Roman Republic (Imperatorial Period)
L. Cestius and C. Norbanus, Praetors 43 BC
Crawford 491/1b; HCRI 195a; Sydenham 1154; Bahrfedt 25; Calicó 4, Extremely Fine
Rome. Draped bust of Africa right, wearing elephant’s skin headdress. Reverse: L • CESTIVS above, S · C to left, PR to right, C · NORBA in exergue, curule chair, front legs ornamented with eagles flying, facing half-right, surmounted by two confronted serpents.
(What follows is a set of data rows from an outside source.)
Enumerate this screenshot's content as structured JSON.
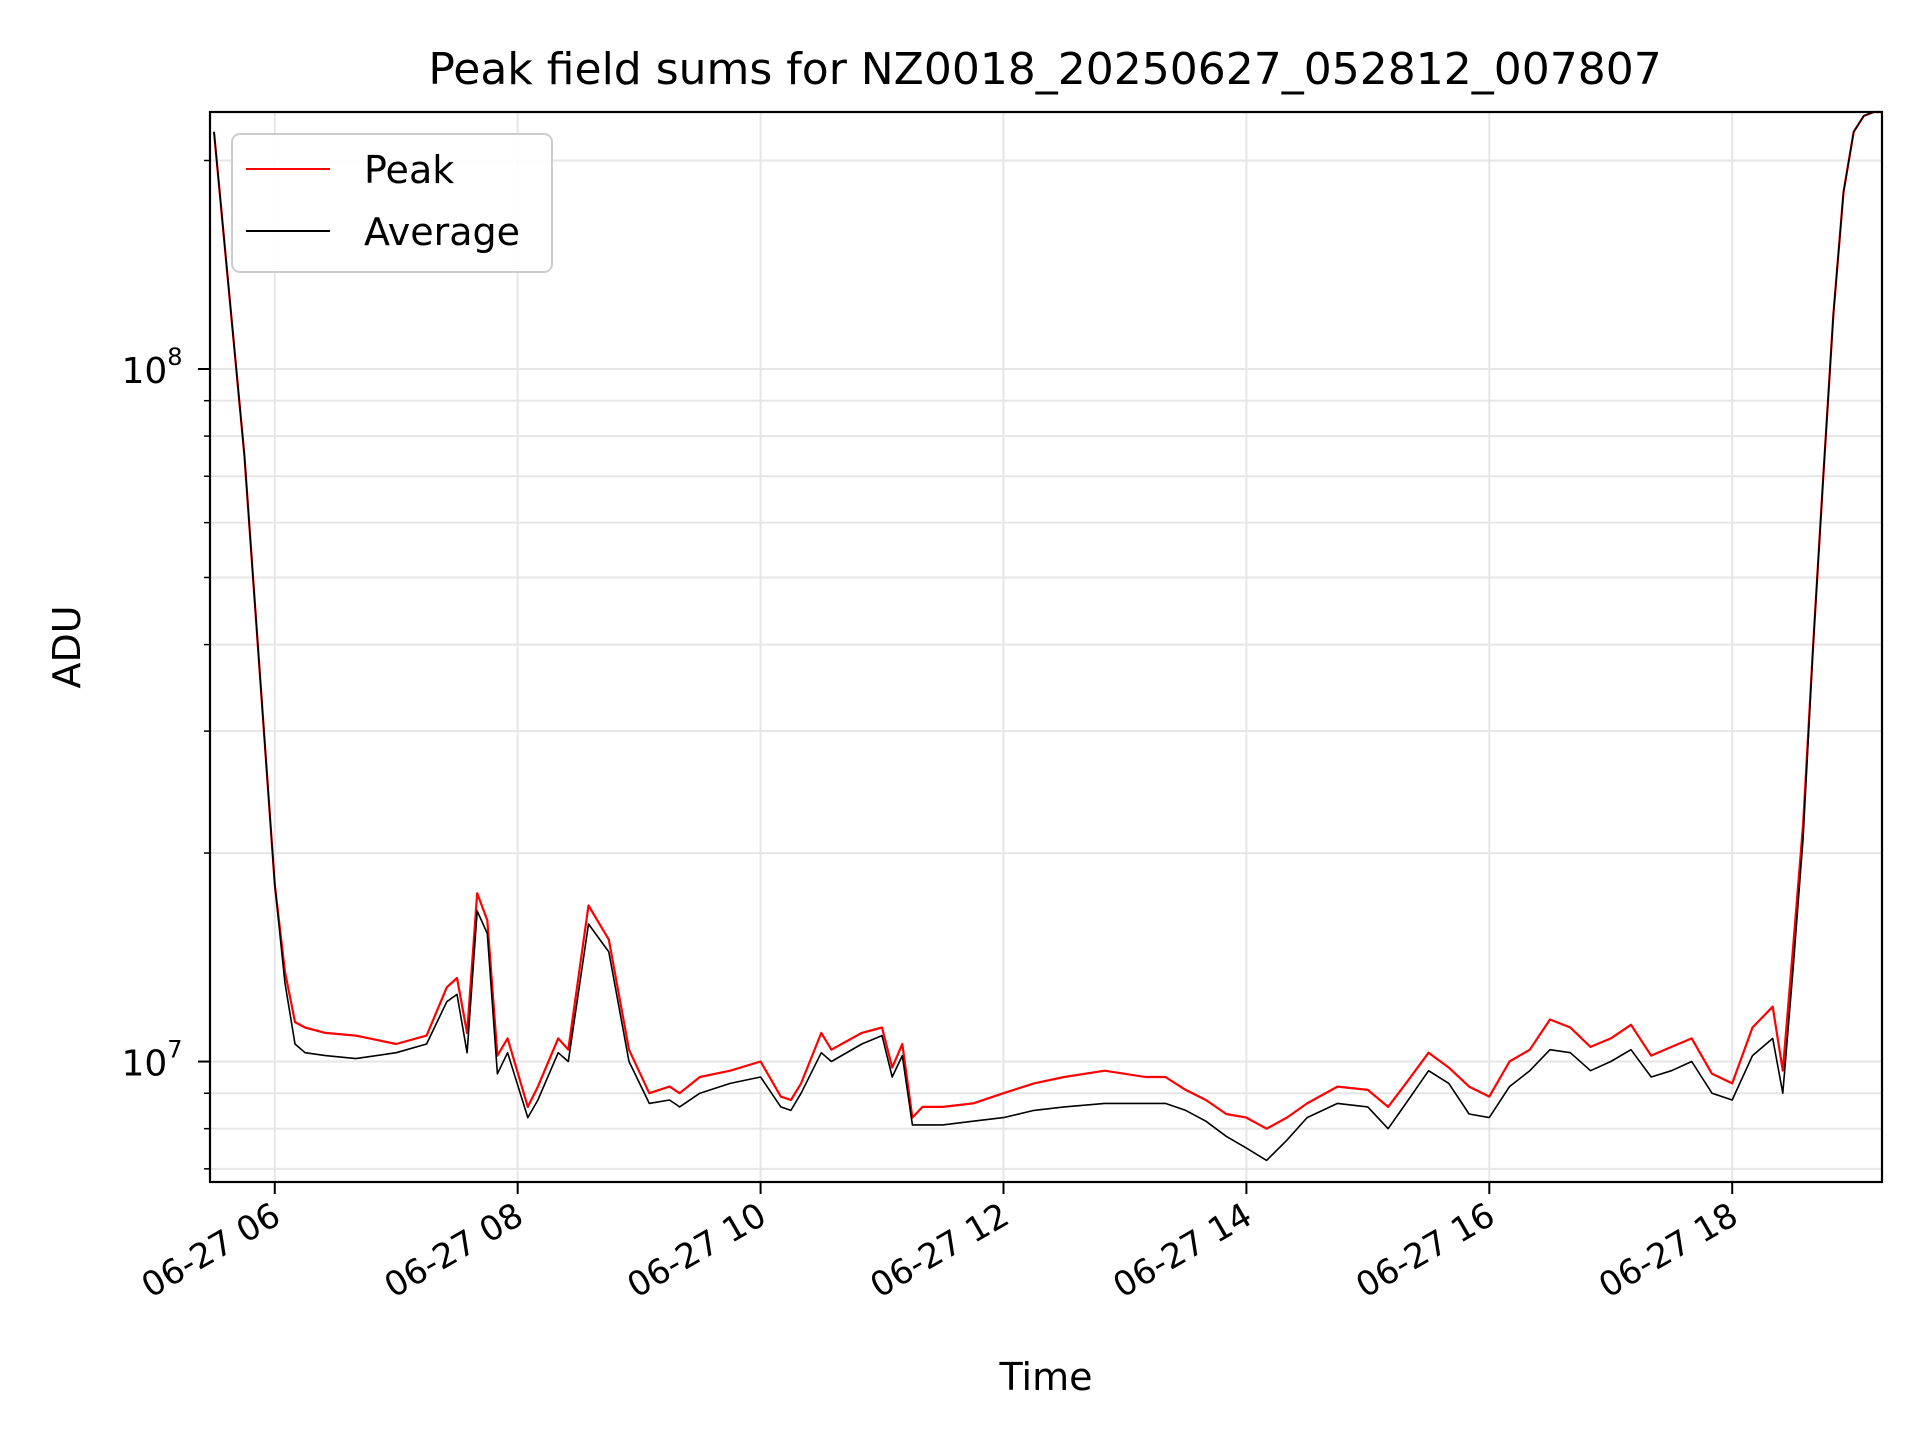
{
  "chart_data": {
    "type": "line",
    "title": "Peak field sums for NZ0018_20250627_052812_007807",
    "xlabel": "Time",
    "ylabel": "ADU",
    "yscale": "log",
    "xlim": [
      "06-27 05:28",
      "06-27 19:14"
    ],
    "ylim": [
      6700000,
      235000000
    ],
    "xticks": [
      "06-27 06",
      "06-27 08",
      "06-27 10",
      "06-27 12",
      "06-27 14",
      "06-27 16",
      "06-27 18"
    ],
    "yticks": [
      {
        "label": "10",
        "exp": "7",
        "value": 10000000
      },
      {
        "label": "10",
        "exp": "8",
        "value": 100000000
      }
    ],
    "grid": true,
    "legend": {
      "position": "top-left"
    },
    "series": [
      {
        "name": "Peak",
        "color": "#ff0000",
        "x": [
          "06-27 05:30",
          "06-27 05:45",
          "06-27 06:00",
          "06-27 06:05",
          "06-27 06:10",
          "06-27 06:15",
          "06-27 06:25",
          "06-27 06:40",
          "06-27 07:00",
          "06-27 07:15",
          "06-27 07:25",
          "06-27 07:30",
          "06-27 07:35",
          "06-27 07:40",
          "06-27 07:45",
          "06-27 07:50",
          "06-27 07:55",
          "06-27 08:05",
          "06-27 08:10",
          "06-27 08:20",
          "06-27 08:25",
          "06-27 08:35",
          "06-27 08:45",
          "06-27 08:55",
          "06-27 09:05",
          "06-27 09:15",
          "06-27 09:20",
          "06-27 09:30",
          "06-27 09:45",
          "06-27 10:00",
          "06-27 10:10",
          "06-27 10:15",
          "06-27 10:20",
          "06-27 10:30",
          "06-27 10:35",
          "06-27 10:50",
          "06-27 11:00",
          "06-27 11:05",
          "06-27 11:10",
          "06-27 11:15",
          "06-27 11:20",
          "06-27 11:30",
          "06-27 11:45",
          "06-27 12:00",
          "06-27 12:15",
          "06-27 12:30",
          "06-27 12:50",
          "06-27 13:10",
          "06-27 13:20",
          "06-27 13:30",
          "06-27 13:40",
          "06-27 13:50",
          "06-27 14:00",
          "06-27 14:10",
          "06-27 14:20",
          "06-27 14:30",
          "06-27 14:45",
          "06-27 15:00",
          "06-27 15:10",
          "06-27 15:20",
          "06-27 15:30",
          "06-27 15:40",
          "06-27 15:50",
          "06-27 16:00",
          "06-27 16:10",
          "06-27 16:20",
          "06-27 16:30",
          "06-27 16:40",
          "06-27 16:50",
          "06-27 17:00",
          "06-27 17:10",
          "06-27 17:20",
          "06-27 17:30",
          "06-27 17:40",
          "06-27 17:50",
          "06-27 18:00",
          "06-27 18:10",
          "06-27 18:20",
          "06-27 18:25",
          "06-27 18:30",
          "06-27 18:35",
          "06-27 18:40",
          "06-27 18:45",
          "06-27 18:50",
          "06-27 18:55",
          "06-27 19:00",
          "06-27 19:05",
          "06-27 19:10",
          "06-27 19:14"
        ],
        "y": [
          220000000,
          75000000,
          18000000,
          13500000,
          11400000,
          11200000,
          11000000,
          10900000,
          10600000,
          10900000,
          12800000,
          13200000,
          11000000,
          17500000,
          16000000,
          10200000,
          10800000,
          8600000,
          9200000,
          10800000,
          10400000,
          16800000,
          15000000,
          10400000,
          9000000,
          9200000,
          9000000,
          9500000,
          9700000,
          10000000,
          8900000,
          8800000,
          9300000,
          11000000,
          10400000,
          11000000,
          11200000,
          9800000,
          10600000,
          8300000,
          8600000,
          8600000,
          8700000,
          9000000,
          9300000,
          9500000,
          9700000,
          9500000,
          9500000,
          9100000,
          8800000,
          8400000,
          8300000,
          8000000,
          8300000,
          8700000,
          9200000,
          9100000,
          8600000,
          9400000,
          10300000,
          9800000,
          9200000,
          8900000,
          10000000,
          10400000,
          11500000,
          11200000,
          10500000,
          10800000,
          11300000,
          10200000,
          10500000,
          10800000,
          9600000,
          9300000,
          11200000,
          12000000,
          9700000,
          14500000,
          22000000,
          40000000,
          70000000,
          120000000,
          180000000,
          220000000,
          232000000,
          235000000,
          235000000
        ]
      },
      {
        "name": "Average",
        "color": "#000000",
        "x": [
          "06-27 05:30",
          "06-27 05:45",
          "06-27 06:00",
          "06-27 06:05",
          "06-27 06:10",
          "06-27 06:15",
          "06-27 06:25",
          "06-27 06:40",
          "06-27 07:00",
          "06-27 07:15",
          "06-27 07:25",
          "06-27 07:30",
          "06-27 07:35",
          "06-27 07:40",
          "06-27 07:45",
          "06-27 07:50",
          "06-27 07:55",
          "06-27 08:05",
          "06-27 08:10",
          "06-27 08:20",
          "06-27 08:25",
          "06-27 08:35",
          "06-27 08:45",
          "06-27 08:55",
          "06-27 09:05",
          "06-27 09:15",
          "06-27 09:20",
          "06-27 09:30",
          "06-27 09:45",
          "06-27 10:00",
          "06-27 10:10",
          "06-27 10:15",
          "06-27 10:20",
          "06-27 10:30",
          "06-27 10:35",
          "06-27 10:50",
          "06-27 11:00",
          "06-27 11:05",
          "06-27 11:10",
          "06-27 11:15",
          "06-27 11:20",
          "06-27 11:30",
          "06-27 11:45",
          "06-27 12:00",
          "06-27 12:15",
          "06-27 12:30",
          "06-27 12:50",
          "06-27 13:10",
          "06-27 13:20",
          "06-27 13:30",
          "06-27 13:40",
          "06-27 13:50",
          "06-27 14:00",
          "06-27 14:10",
          "06-27 14:20",
          "06-27 14:30",
          "06-27 14:45",
          "06-27 15:00",
          "06-27 15:10",
          "06-27 15:20",
          "06-27 15:30",
          "06-27 15:40",
          "06-27 15:50",
          "06-27 16:00",
          "06-27 16:10",
          "06-27 16:20",
          "06-27 16:30",
          "06-27 16:40",
          "06-27 16:50",
          "06-27 17:00",
          "06-27 17:10",
          "06-27 17:20",
          "06-27 17:30",
          "06-27 17:40",
          "06-27 17:50",
          "06-27 18:00",
          "06-27 18:10",
          "06-27 18:20",
          "06-27 18:25",
          "06-27 18:30",
          "06-27 18:35",
          "06-27 18:40",
          "06-27 18:45",
          "06-27 18:50",
          "06-27 18:55",
          "06-27 19:00",
          "06-27 19:05",
          "06-27 19:10",
          "06-27 19:14"
        ],
        "y": [
          220000000,
          75000000,
          18000000,
          13000000,
          10600000,
          10300000,
          10200000,
          10100000,
          10300000,
          10600000,
          12200000,
          12500000,
          10300000,
          16500000,
          15300000,
          9600000,
          10300000,
          8300000,
          8800000,
          10300000,
          10000000,
          15800000,
          14400000,
          10000000,
          8700000,
          8800000,
          8600000,
          9000000,
          9300000,
          9500000,
          8600000,
          8500000,
          9000000,
          10300000,
          10000000,
          10600000,
          10900000,
          9500000,
          10200000,
          8100000,
          8100000,
          8100000,
          8200000,
          8300000,
          8500000,
          8600000,
          8700000,
          8700000,
          8700000,
          8500000,
          8200000,
          7800000,
          7500000,
          7200000,
          7700000,
          8300000,
          8700000,
          8600000,
          8000000,
          8800000,
          9700000,
          9300000,
          8400000,
          8300000,
          9200000,
          9700000,
          10400000,
          10300000,
          9700000,
          10000000,
          10400000,
          9500000,
          9700000,
          10000000,
          9000000,
          8800000,
          10200000,
          10800000,
          9000000,
          13500000,
          21000000,
          40000000,
          70000000,
          120000000,
          180000000,
          220000000,
          232000000,
          235000000,
          235000000
        ]
      }
    ]
  }
}
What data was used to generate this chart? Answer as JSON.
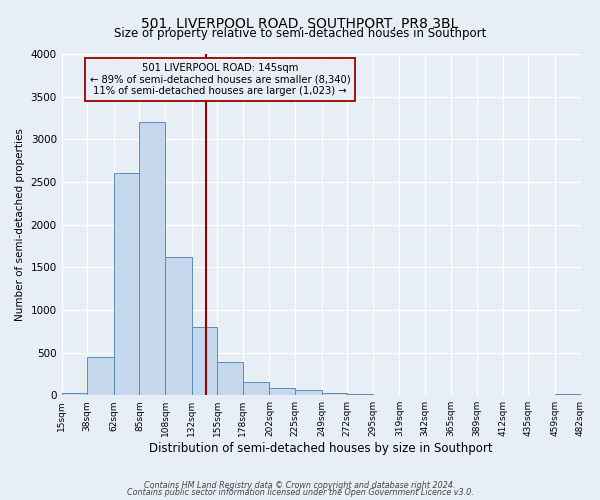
{
  "title": "501, LIVERPOOL ROAD, SOUTHPORT, PR8 3BL",
  "subtitle": "Size of property relative to semi-detached houses in Southport",
  "xlabel": "Distribution of semi-detached houses by size in Southport",
  "ylabel": "Number of semi-detached properties",
  "bar_color": "#c5d8ee",
  "bar_edge_color": "#5b8db8",
  "background_color": "#e8eef5",
  "plot_bg_color": "#e8eef5",
  "gridcolor": "#ffffff",
  "ylim": [
    0,
    4000
  ],
  "yticks": [
    0,
    500,
    1000,
    1500,
    2000,
    2500,
    3000,
    3500,
    4000
  ],
  "bin_edges": [
    15,
    38,
    62,
    85,
    108,
    132,
    155,
    178,
    202,
    225,
    249,
    272,
    295,
    319,
    342,
    365,
    389,
    412,
    435,
    459,
    482
  ],
  "bar_heights": [
    28,
    450,
    2600,
    3200,
    1620,
    800,
    390,
    160,
    90,
    60,
    30,
    20,
    5,
    5,
    5,
    5,
    5,
    5,
    5,
    15
  ],
  "property_size": 145,
  "annotation_title": "501 LIVERPOOL ROAD: 145sqm",
  "annotation_line1": "← 89% of semi-detached houses are smaller (8,340)",
  "annotation_line2": "11% of semi-detached houses are larger (1,023) →",
  "vline_color": "#990000",
  "annotation_box_edge": "#990000",
  "footer_line1": "Contains HM Land Registry data © Crown copyright and database right 2024.",
  "footer_line2": "Contains public sector information licensed under the Open Government Licence v3.0."
}
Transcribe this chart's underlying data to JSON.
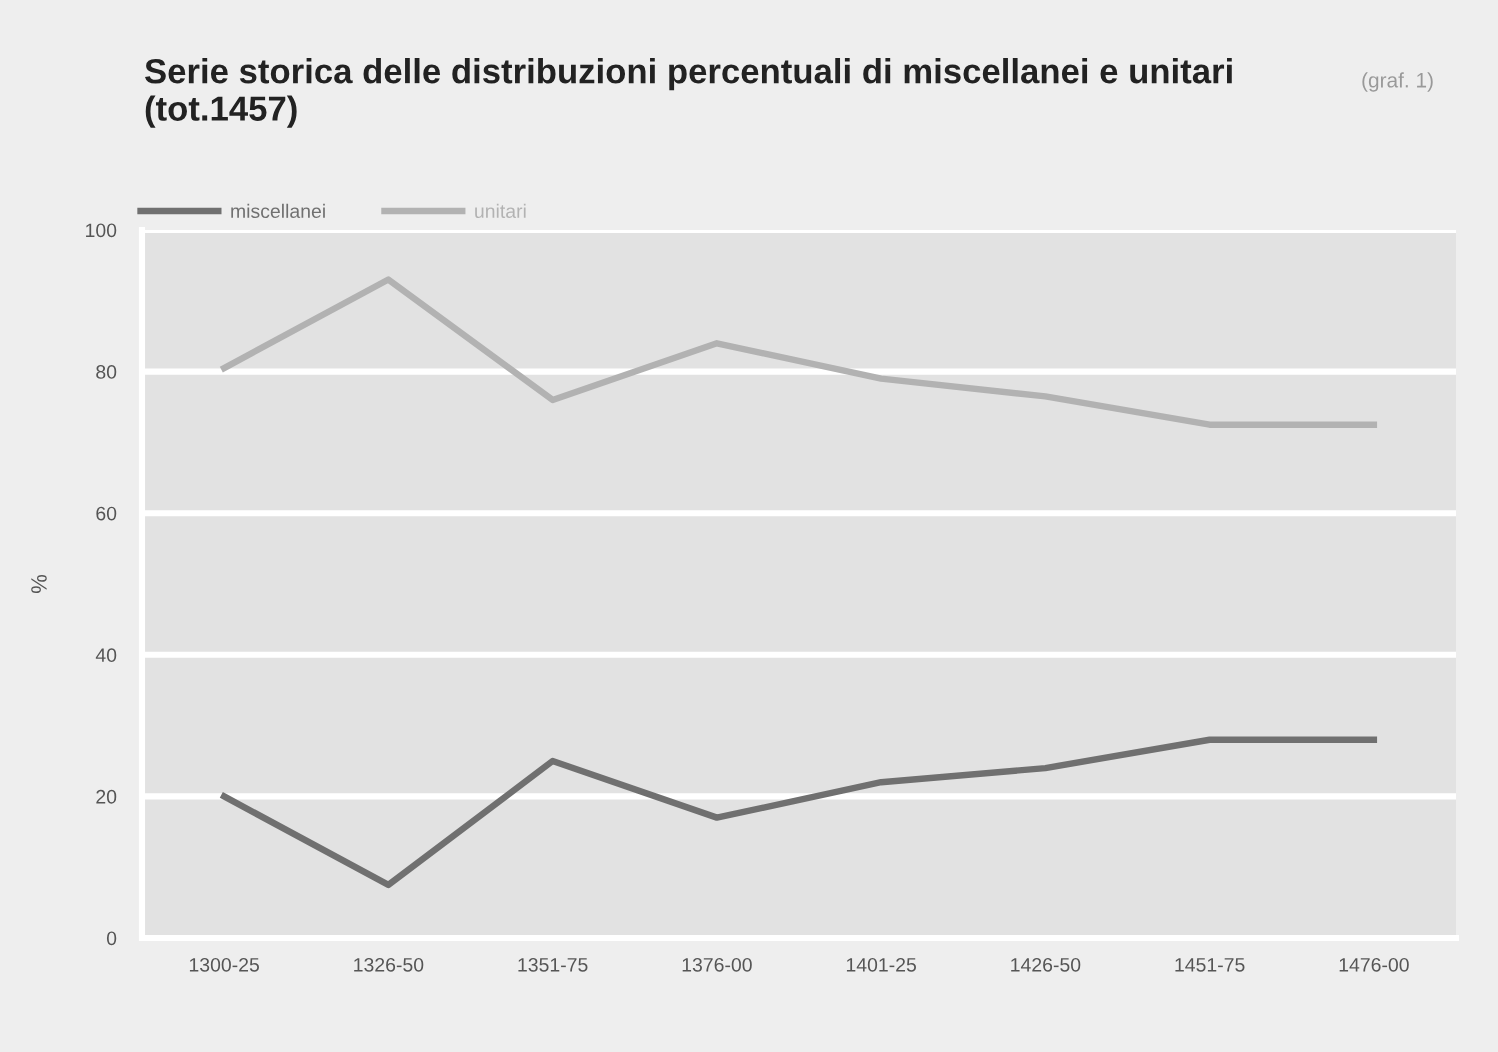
{
  "chart_data": {
    "type": "line",
    "title": "Serie storica delle distribuzioni percentuali di miscellanei e unitari\n(tot.1457)",
    "ylabel": "%",
    "annotations": [
      "(graf. 1)"
    ],
    "categories": [
      "1300-25",
      "1326-50",
      "1351-75",
      "1376-00",
      "1401-25",
      "1426-50",
      "1451-75",
      "1476-00"
    ],
    "series": [
      {
        "name": "miscellanei",
        "color": "#707070",
        "values": [
          20,
          7.5,
          25,
          17,
          22,
          24,
          28,
          28
        ]
      },
      {
        "name": "unitari",
        "color": "#b2b2b2",
        "values": [
          80.5,
          93,
          76,
          84,
          79,
          76.5,
          72.5,
          72.5
        ]
      }
    ],
    "ylim": [
      0,
      100
    ],
    "yticks": [
      0,
      20,
      40,
      60,
      80,
      100
    ],
    "grid": "y",
    "legend": "top left",
    "marker": "none",
    "line_style": "solid"
  }
}
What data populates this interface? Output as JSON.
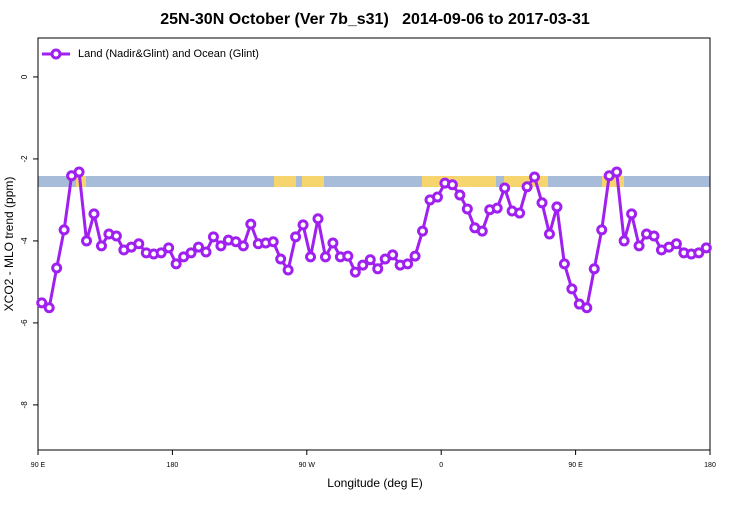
{
  "chart_data": {
    "type": "line",
    "title": "25N-30N October (Ver 7b_s31)   2014-09-06 to 2017-03-31",
    "xlabel": "Longitude (deg E)",
    "ylabel": "XCO2 - MLO trend (ppm)",
    "xlim": [
      90,
      540
    ],
    "xticks": [
      {
        "value": 90,
        "label": "90 E"
      },
      180,
      {
        "value": 270,
        "label": "90 W"
      },
      {
        "value": 360,
        "label": "0"
      },
      {
        "value": 450,
        "label": "90 E"
      },
      {
        "value": 540,
        "label": "180"
      }
    ],
    "ylim": [
      -9.1,
      0.95
    ],
    "yticks": [
      0,
      -2,
      -4,
      -6,
      -8
    ],
    "legend": "top-left",
    "x": [
      92.5,
      97.5,
      102.5,
      107.5,
      112.5,
      117.5,
      122.5,
      127.5,
      132.5,
      137.5,
      142.5,
      147.5,
      152.5,
      157.5,
      162.5,
      167.5,
      172.5,
      177.5,
      182.5,
      187.5,
      192.5,
      197.5,
      202.5,
      207.5,
      212.5,
      217.5,
      222.5,
      227.5,
      232.5,
      237.5,
      242.5,
      247.5,
      252.5,
      257.5,
      262.5,
      267.5,
      272.5,
      277.5,
      282.5,
      287.5,
      292.5,
      297.5,
      302.5,
      307.5,
      312.5,
      317.5,
      322.5,
      327.5,
      332.5,
      337.5,
      342.5,
      347.5,
      352.5,
      357.5,
      362.5,
      367.5,
      372.5,
      377.5,
      382.5,
      387.5,
      392.5,
      397.5,
      402.5,
      407.5,
      412.5,
      417.5,
      422.5,
      427.5,
      432.5,
      437.5,
      442.5,
      447.5,
      452.5,
      457.5,
      462.5,
      467.5,
      472.5,
      477.5,
      482.5,
      487.5,
      492.5,
      497.5,
      502.5,
      507.5,
      512.5,
      517.5,
      522.5,
      527.5,
      532.5,
      537.5
    ],
    "series": [
      {
        "name": "Land (Nadir&Glint) and Ocean (Glint)",
        "color": "#a020f0",
        "values": [
          -5.51,
          -5.63,
          -4.66,
          -3.73,
          -2.41,
          -2.32,
          -4.0,
          -3.34,
          -4.12,
          -3.83,
          -3.88,
          -4.22,
          -4.15,
          -4.07,
          -4.29,
          -4.32,
          -4.29,
          -4.17,
          -4.56,
          -4.39,
          -4.29,
          -4.15,
          -4.27,
          -3.9,
          -4.12,
          -3.98,
          -4.02,
          -4.12,
          -3.59,
          -4.07,
          -4.05,
          -4.02,
          -4.44,
          -4.71,
          -3.9,
          -3.61,
          -4.39,
          -3.46,
          -4.39,
          -4.05,
          -4.39,
          -4.37,
          -4.76,
          -4.59,
          -4.46,
          -4.68,
          -4.44,
          -4.34,
          -4.59,
          -4.56,
          -4.37,
          -3.76,
          -3.0,
          -2.93,
          -2.59,
          -2.63,
          -2.88,
          -3.22,
          -3.68,
          -3.76,
          -3.24,
          -3.2,
          -2.71,
          -3.27,
          -3.32,
          -2.68,
          -2.44,
          -3.07,
          -3.83,
          -3.17,
          -4.56,
          -5.17,
          -5.54,
          -5.63,
          -4.68,
          -3.73,
          -2.41,
          -2.32,
          -4.0,
          -3.34,
          -4.12,
          -3.83,
          -3.88,
          -4.22,
          -4.15,
          -4.07,
          -4.29,
          -4.32,
          -4.29,
          -4.17
        ]
      }
    ]
  }
}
The murder of Julius Caesar ushered in an extremely difficult period for the Roman Senate. While its membership was no doubt pleased to be rid of the dictator whose sweeping powers made the Senate little more than a rubber stamp, navigating the infighting between Caesar’s heir, Octavian, and his powerful lieutenant, Mark Antony, was a perilous enterprise. Dealing with one tyrant was difficult enough, but dealing with two was very dangerous indeed. This gold aureus was struck at the order of the Senate under the obscure praetors L. Cestius and C. Norba to oppose Antony in the so-called War of Mutina that threatened to usher in a new phase of civil war. In February of 43 BC the Senate had declared Antony a public enemy following his illegal campaign to oust Decimus Junius Brutus from his post as governor of Cisalpine Gaul. With more than a little irony, two legions were raised and placed under the command of Octavian so that he could save Brutus—one of Caesar’s assassins—from Antony! Octavian was largely successful in this endeavor in April, raising the siege of Mutina and relieving Brutus, but failing to destroy Antony. When Cicero turned the Senate against Octavian later in the spring, he negotiated a settlement with Antony and the Caesarean leader M. Aemilius Lepidus to establish themselves as the Second Triumvirate. In November the three men entered Rome and immediately proceeded to exterminate the republican faction, including Cicero, through a series of bloody proscriptions. The Senate had jumped from the frying pan and into the fire, first trading one tyrant for two and then gaining three through the duplicity of its membership.